Sampai di rumah mantan istrinya itu pukul tujuh malam. Disambut langsung oleh Sam yang berdiri dteras berikut kopernya. Wajahnya cemberut saat melihat sang ayah muncul.

"Kenapa daddy lama sekali?" Protesnya

"Maaf, Daddy tadi ada rapat. Sudah lama menunggu?"

"Dari jam lima sore."

"Kita berangkat sekarang. Mommy mana?"

"Sudah keluar, katanya ada acara."

"Okay, Lets go boy." Ajak Matthew sambil menggendong putranya.  Wajah cemberut Sam segera berganti dengan tawa.

"Kita mau kemana dad?"

"Malam ini kita akan menginap di bogor. Besok main sepeda di kebun raya.
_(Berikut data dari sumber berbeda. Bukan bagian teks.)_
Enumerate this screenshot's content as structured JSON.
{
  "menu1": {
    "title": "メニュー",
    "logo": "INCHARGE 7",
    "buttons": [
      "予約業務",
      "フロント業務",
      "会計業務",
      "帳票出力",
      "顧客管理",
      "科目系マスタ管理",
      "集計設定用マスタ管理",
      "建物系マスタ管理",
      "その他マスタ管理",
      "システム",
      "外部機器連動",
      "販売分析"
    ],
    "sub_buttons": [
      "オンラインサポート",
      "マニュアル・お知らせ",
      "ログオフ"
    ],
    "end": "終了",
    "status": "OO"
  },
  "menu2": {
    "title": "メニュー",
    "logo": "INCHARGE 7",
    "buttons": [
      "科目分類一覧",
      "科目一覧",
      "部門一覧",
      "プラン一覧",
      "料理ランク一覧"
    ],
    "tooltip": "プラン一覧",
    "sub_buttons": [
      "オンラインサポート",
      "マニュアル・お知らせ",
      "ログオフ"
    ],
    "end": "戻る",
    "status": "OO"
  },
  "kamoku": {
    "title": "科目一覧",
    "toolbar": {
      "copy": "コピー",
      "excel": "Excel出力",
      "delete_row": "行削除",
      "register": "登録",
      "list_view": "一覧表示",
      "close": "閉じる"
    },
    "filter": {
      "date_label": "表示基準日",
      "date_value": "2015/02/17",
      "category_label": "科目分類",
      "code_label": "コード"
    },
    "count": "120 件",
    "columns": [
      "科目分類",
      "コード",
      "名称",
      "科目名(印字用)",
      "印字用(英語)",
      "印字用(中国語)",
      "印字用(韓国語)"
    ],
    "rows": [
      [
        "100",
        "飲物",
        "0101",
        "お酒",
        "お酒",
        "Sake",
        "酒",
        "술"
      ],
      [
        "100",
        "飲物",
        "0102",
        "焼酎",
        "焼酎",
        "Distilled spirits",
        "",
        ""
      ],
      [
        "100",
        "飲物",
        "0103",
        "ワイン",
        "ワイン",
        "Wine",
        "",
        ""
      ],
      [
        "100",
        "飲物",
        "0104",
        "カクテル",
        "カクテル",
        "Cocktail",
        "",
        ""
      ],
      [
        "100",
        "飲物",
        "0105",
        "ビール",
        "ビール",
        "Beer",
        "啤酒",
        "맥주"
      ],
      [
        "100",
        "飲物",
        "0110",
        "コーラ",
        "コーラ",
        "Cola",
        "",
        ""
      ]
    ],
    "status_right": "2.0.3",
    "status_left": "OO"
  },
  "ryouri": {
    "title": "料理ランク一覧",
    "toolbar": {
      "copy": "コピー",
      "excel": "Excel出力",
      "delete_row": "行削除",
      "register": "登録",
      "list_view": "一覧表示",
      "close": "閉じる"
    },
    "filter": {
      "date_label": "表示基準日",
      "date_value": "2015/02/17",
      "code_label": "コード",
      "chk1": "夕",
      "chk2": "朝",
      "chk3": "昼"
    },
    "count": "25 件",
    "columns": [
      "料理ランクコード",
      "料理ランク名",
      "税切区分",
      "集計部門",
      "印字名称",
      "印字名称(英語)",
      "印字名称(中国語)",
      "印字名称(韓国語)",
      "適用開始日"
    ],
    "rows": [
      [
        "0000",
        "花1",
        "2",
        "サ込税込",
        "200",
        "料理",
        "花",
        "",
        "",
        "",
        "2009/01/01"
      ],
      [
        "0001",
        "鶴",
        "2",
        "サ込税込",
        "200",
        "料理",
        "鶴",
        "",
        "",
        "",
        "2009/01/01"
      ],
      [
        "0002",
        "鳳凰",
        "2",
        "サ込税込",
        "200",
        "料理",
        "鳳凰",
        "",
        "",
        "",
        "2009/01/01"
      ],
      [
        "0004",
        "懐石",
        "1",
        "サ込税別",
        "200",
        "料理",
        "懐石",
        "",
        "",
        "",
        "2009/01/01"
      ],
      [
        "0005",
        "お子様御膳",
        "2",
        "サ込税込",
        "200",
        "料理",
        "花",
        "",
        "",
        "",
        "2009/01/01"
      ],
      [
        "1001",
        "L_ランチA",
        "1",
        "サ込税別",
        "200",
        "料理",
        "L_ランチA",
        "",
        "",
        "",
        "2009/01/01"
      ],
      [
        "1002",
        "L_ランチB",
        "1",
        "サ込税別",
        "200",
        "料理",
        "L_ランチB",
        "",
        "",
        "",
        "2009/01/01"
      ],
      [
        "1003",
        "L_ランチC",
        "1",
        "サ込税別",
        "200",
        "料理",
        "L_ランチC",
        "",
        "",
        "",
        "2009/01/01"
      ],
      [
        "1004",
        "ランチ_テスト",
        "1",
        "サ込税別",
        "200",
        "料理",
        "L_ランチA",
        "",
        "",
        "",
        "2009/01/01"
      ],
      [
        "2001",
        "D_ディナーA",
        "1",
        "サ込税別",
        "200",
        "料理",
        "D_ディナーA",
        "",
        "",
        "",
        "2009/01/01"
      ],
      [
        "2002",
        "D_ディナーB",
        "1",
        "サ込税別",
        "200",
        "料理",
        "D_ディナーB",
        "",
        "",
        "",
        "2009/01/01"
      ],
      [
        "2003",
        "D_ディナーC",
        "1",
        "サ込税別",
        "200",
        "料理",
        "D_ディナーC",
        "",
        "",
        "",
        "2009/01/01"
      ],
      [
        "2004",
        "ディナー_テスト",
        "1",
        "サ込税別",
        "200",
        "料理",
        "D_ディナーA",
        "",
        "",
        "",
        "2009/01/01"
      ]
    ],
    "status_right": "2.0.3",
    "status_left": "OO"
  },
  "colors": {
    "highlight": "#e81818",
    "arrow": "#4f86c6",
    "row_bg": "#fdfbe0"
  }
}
Kamu mau ikut kan?"

"Mau.. mau... mau. Aku pakai sepeda sendiri ya."

"Ok, kita mampir ke rumah eyang dulu. Sekalian ambil sepeda kamu."

Segera Sam terlonjak disebelahnya. Inilah yang disukai putra sulungnya. Bermain di alam, sesuatu yang selalu dilarang oleh mommynya. Karena tidak suka anaknya kotor atau terluka. Meski itu bertentangan dengan keinginan Matthew. Ia suka anaknya bersentuhan dengan alam. Dan selalu membuat aturan no gadget saat mereka menghabiskan waktu bersama.

Tak lama mereka sampai di kediaman Bragy. Sam segera melompat keluar menemui sang nenek.

"Eyang putri.." teriaknya

Sidney yang tengah menyiapkan makan malam bergegas menyongsong cucunya. Kemudian memeluk dengan erat.

"Hi Sam, how are you boy?"

"Fine Eyang. I miss you."

"Miss you too." Bisik Sidney sambil mencium kedua belah pipi merah Sam dengan gemas.

"Eyang masak apa?"

"Ada sup makaroni kesukaan kamu."

Sang cucu kembali melompat kegirangan. Ia sangat suka berada ditengah keluarga ayahnya. Mereka lebih membebaskannya. Sehingga ia boleh bermain sepuas hati. Sangat berbeda dengan aturan di rumah mommy. Disana Sam akan dijaga seperti porselen. Digigit nyamuk saja bisa membuat Jessi meradang dan memarahi kakak asuhnya.

Sementara saat bersama ayahnya, Sam tidak pernah didampingi pengasuh. Matt akan membiarkannya melakukan apa yang ia suka. Tidak peduli kalau harus jatuh atau kotor. Bahkan mereka sering mandi hujan bersama. Pernah juga bermain lumpur disawah. Semua permainan anak laki laki selalu diperkenalkan Matthew pada putranya.

"Ayo makan dulu." Ajak Sidney pada mereka semua.

Bergegas semua memasuki ruang makan. Karena memang sebenarnya mereka sudah kelaparan. Terutama Sam.

"Oh ya Matt, mama dikirimin undangan. Pernikahan temen kamu. Anton!"

"Iya ma, kemarin dia nanya alamat. aku udah dihubungin sih. Aku juga diminta jadi groomsmen."

"Oh ya? Kamu bisa?"

"Ya, aku udah janji. Dante sama bagas juga ikutan."

"Menikah sama siapa dia?"

"Namanya Alea. Putrinya Semeru. Yang vokalis band lawas itu."

Sidney hanya mengangguk.

"Sam boleh ikut dad?"

"Nanti daddy coba minta ijin sama mommy kamu ya."

"Bukannya itu hari sabtu?" Tanya Bragy

"Iya sih, tapi papa tahu Jessy kan. Bisa bisa dia sudah punya jadwal sendiri."

"Aku mau sama daddy saja. Kalau sama mommy nanti cuma diajak ke mal sama belanja. Aku malas!" Rajuk Sam.

Matthew menghentikan suapannya. Pembicaraan menyangkut Jessi selalu memperburuk moodnya. Namun ia tidak boleh menunjukkan hal tersebut didepan putranya. Akhirnya Matt memilih menjawab,

"Nanti daddy coba bicarakan lagi ya. Supaya setiap weekend kita bisa sama sama."

"Janji?" Tanya Sam sambil menyodorkan jari kelingkingnya.

Sang ayah tersenyum sambil menautkan kedua jari mereka. Menyelesaikan masalah dengan seorang anak kecil jauh lebih mudah. Dibandingkan dengan seorang dewasa bernama Jessi. Yang secara kebetulan adalah ibu dari seorang Sam. Darah dagingnya!